I’ve got eyeliner on though from work. And I’m wearing a Stetson. He takes me in. “Look at you, fucking council estate middle class. That’s what you are isn’t it? Fucking council estate middle class.” I’m so bemused by this that I am momentarily totally flabbergasted.
It’s a funny thing we do in these situations. It’s an assessment. I can see he’s focussed on me now. He might flail at me. “Will I win in a fight?” I can see how drunk he is, he’s smaller than me and he’s wearing glasses. Yes. I know I’m not gonna punch him first though, just as I know that if he tries me I can avoid it and worst case send one quick jab to his nose. He’s too slow not to get hurt. I don’t want to have to do it though. I’ll avoid it if at all possible.
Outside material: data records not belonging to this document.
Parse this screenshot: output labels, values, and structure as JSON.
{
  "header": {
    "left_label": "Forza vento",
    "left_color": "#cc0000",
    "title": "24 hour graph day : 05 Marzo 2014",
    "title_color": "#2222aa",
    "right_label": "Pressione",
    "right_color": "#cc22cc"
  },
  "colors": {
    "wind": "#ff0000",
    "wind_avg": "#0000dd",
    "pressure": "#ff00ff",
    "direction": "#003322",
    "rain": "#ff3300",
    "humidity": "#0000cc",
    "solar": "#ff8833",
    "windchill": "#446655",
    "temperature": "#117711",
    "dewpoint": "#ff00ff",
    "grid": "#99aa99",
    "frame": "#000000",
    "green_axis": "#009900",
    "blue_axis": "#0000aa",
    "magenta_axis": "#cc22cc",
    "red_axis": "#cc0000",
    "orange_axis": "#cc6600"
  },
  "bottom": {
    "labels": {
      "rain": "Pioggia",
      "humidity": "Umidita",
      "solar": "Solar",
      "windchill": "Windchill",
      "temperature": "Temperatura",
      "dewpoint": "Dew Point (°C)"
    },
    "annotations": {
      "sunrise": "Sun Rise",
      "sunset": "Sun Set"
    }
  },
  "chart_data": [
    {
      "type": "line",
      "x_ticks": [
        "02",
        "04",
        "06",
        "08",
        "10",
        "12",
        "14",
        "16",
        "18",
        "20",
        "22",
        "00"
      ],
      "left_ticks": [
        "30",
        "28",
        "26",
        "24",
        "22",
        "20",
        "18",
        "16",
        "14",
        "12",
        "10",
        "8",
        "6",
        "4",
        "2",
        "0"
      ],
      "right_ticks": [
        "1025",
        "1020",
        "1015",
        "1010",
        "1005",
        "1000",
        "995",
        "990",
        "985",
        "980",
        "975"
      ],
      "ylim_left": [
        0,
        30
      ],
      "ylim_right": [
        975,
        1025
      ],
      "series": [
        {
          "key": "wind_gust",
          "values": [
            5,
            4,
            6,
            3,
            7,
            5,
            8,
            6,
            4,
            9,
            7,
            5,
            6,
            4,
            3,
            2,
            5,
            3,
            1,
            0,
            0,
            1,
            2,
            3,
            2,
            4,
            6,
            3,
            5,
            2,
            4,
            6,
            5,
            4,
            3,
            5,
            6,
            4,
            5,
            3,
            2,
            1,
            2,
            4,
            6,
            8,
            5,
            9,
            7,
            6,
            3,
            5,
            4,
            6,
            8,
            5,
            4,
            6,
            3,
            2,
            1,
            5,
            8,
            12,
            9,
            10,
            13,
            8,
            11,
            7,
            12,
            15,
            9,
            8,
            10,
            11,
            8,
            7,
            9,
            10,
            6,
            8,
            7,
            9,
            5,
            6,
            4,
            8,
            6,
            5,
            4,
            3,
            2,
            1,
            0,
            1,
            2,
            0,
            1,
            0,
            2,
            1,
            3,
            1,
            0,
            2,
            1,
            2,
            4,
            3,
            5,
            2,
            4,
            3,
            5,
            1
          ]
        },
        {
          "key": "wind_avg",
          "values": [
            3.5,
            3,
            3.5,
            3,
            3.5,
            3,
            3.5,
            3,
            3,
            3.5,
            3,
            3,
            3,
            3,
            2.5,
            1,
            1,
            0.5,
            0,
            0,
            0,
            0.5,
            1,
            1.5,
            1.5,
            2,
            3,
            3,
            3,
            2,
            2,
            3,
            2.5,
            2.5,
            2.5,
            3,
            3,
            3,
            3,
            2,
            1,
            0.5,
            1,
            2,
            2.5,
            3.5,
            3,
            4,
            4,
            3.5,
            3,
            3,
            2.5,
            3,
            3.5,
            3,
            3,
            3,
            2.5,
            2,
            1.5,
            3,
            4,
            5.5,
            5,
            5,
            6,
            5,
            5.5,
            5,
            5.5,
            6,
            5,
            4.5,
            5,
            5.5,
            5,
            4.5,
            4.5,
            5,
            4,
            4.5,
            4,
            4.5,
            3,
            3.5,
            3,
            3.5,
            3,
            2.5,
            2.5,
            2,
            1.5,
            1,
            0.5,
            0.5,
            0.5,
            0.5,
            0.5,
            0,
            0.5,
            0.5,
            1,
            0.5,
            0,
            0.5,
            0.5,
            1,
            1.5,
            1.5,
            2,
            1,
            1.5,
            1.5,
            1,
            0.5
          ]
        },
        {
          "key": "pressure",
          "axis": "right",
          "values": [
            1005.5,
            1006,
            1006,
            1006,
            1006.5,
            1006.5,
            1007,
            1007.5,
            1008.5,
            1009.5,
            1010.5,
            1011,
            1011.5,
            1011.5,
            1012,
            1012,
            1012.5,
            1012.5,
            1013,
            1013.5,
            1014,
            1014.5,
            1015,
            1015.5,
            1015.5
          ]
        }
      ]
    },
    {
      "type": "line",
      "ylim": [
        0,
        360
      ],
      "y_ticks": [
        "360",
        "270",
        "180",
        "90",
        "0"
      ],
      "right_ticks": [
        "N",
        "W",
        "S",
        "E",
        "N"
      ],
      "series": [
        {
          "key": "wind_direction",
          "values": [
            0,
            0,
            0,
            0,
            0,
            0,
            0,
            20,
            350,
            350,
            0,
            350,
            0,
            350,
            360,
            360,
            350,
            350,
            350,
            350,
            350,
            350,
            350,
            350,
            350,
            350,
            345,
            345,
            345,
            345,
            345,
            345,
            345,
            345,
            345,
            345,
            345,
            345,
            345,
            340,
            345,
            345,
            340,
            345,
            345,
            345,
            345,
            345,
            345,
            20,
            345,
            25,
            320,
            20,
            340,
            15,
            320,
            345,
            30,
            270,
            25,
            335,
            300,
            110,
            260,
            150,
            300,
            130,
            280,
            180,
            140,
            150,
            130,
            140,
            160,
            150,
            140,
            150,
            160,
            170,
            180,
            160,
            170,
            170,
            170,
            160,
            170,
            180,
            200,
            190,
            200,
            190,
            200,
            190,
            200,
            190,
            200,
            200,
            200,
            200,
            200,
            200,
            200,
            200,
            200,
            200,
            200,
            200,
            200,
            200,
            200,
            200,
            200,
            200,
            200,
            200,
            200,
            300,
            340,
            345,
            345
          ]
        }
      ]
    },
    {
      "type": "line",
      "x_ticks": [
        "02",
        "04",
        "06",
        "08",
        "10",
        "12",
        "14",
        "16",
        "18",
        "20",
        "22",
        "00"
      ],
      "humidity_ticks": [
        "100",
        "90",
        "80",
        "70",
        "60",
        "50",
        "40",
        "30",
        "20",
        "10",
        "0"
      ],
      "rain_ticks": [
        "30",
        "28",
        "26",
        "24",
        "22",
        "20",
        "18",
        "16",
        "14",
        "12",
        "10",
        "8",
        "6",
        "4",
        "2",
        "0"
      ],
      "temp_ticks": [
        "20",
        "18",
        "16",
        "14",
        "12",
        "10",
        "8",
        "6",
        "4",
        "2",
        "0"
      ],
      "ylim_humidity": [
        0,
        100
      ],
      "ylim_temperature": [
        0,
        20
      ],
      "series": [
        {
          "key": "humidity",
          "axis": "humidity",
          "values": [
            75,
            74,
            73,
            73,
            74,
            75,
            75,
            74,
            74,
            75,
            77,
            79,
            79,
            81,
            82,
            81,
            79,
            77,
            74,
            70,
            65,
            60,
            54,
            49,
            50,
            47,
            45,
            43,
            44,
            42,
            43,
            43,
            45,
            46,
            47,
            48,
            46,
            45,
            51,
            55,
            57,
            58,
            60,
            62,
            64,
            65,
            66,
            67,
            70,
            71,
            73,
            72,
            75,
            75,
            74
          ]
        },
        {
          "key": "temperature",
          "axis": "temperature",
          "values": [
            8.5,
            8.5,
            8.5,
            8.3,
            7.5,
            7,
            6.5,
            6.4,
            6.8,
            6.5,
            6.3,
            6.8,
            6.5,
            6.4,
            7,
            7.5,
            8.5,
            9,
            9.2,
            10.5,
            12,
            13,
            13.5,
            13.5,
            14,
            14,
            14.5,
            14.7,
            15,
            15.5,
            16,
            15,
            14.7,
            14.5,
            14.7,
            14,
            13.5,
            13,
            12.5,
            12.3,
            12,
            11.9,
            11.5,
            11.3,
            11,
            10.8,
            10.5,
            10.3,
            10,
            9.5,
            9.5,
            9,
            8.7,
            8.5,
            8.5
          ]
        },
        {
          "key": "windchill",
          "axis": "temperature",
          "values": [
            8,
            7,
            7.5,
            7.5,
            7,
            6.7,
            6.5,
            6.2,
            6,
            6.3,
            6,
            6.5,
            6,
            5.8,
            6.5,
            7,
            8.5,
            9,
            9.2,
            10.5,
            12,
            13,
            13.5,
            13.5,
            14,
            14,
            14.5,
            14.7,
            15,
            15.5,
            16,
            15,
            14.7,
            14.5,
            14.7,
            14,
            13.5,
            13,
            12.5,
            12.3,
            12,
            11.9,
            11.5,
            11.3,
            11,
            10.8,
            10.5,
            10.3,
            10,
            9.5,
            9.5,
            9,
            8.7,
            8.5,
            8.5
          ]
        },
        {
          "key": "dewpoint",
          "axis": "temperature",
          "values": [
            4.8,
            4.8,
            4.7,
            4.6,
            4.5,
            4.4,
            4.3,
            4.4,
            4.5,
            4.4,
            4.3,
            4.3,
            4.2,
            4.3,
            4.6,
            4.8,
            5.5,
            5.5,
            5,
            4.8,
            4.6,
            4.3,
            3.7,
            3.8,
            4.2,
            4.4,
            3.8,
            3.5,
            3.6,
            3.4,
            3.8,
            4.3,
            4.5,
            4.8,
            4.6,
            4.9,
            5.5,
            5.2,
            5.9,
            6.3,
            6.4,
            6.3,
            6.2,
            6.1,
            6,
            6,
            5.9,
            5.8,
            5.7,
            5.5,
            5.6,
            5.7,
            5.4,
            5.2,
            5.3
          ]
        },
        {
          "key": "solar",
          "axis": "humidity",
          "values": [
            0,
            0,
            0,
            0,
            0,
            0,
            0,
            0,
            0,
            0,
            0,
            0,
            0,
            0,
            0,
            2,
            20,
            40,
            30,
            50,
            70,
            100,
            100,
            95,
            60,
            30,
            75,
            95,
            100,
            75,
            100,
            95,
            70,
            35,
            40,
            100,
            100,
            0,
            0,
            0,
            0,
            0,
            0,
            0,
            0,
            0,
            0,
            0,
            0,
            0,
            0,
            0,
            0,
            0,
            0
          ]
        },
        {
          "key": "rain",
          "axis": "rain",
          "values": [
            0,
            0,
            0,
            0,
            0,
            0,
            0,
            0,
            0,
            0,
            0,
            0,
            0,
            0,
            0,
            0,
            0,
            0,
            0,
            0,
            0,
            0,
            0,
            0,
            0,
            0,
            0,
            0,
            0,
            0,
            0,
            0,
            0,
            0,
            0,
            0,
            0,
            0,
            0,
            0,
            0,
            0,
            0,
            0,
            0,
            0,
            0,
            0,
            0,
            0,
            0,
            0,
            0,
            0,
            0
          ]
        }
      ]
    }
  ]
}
But … I relax my shoulders and my hands and ease my breathing, get myself into a state of readiness. I’ve been in these fights before but not for decades. Nobody really wants to throw a punch, a single punch usually ends it. It’s just the usual nonsense from him of talk shout push hope you don’t get someone impatient and quick.
He’s right up in my grill. “I’m gonna decimate you, fucking council house middle class.” It’s the eyeliner. He thinks I think I’m Russell Brand. I’m just watching him for a draw back or a butt forward, something that will hurt me and needs to be squashed. He raises a hand slowly, puts it right up pointing in my face, but … slowly. I stand my ground as he’s just talking shit and putting his hand near my face. He hasn’t got nasty long nails, I’ve got reaction time still. But I haven’t considered my hat. He takes it off and throws it into the road with a little flair like he’s just done a clever. I go and pick it up and a black cabbie is coming past who watched it happen. He pops the door. I get in. “Thanks. I can’t be bothered with this guy.”
He doesn’t put the meter on until we are halfway home. I tip him well. Cabbies are still amazing. The knowledge… They ain’t cheap but they’re iconic and they really have to learn the streets.
Missing the last tube turned into a right odyssey and he got me to my door, and out of the myopic view of that particular Cyclops.